1990 Problem B: The Single Helix

A small biotechnological company must design, prove, program, and test a mathematical algorithm to locate “in real time” all the intersections of a helix and a plane in general positions in space.

Computer Aided Geometric Design (CAGD) programs enable engineers to view a plane section of an object they design, such as an automobile suspension or a medical device.  Engineers may also display on the plane section quantities such as air flow, stress, or temperature, coded by colors or level curves.  Plane sections may be rapidly swept through the entire object and its reactions to motion, forces, or heat.  To achieve such results, the computer programs must quickly and accurately locate all the intersections of the viewed plane and every part of the designed object.  General “equation solvers” may in principle compute such intersections, but for specific problems, specific methods may prove faster and more accurate than general methods.  In particular, general CAGD software may prove too slow to complete computations in real time, or too large to fit in the company’s finished medical devices.  These considerations have led the company to the following problem.

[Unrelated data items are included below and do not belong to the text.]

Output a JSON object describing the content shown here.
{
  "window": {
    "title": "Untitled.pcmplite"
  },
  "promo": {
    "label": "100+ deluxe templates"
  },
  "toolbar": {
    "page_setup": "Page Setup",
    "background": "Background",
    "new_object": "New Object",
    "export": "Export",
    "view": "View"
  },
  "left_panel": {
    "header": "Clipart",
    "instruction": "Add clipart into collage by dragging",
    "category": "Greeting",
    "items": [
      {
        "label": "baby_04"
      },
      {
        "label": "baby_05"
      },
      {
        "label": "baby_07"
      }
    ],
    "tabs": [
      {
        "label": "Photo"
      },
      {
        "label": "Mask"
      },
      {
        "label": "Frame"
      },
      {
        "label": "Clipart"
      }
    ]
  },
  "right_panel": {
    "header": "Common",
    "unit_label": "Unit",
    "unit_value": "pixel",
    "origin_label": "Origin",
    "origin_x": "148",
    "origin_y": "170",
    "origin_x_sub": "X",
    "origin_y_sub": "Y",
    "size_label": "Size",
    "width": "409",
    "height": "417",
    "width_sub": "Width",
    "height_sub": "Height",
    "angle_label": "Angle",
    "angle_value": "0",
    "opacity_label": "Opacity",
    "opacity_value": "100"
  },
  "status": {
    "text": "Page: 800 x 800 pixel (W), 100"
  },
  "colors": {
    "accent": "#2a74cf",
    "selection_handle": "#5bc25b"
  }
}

Design, justify, program, and test a method to compute all the intersections of a plane and a helix, both in general positions (at any locations and with any orientations) in space.  A segment of the helix may represent, for example, a helicoidal suspension spring or a piece of tubing in a chemical or medical apparatus.

Theoretical justification of the proposed algorithm is necessary to verify the solution from several points of view, for instance, through mathematical proofs of parts of the algorithm, and through test of the final program with known examples.  Such documentation and tests will be required by government agencies for medical use.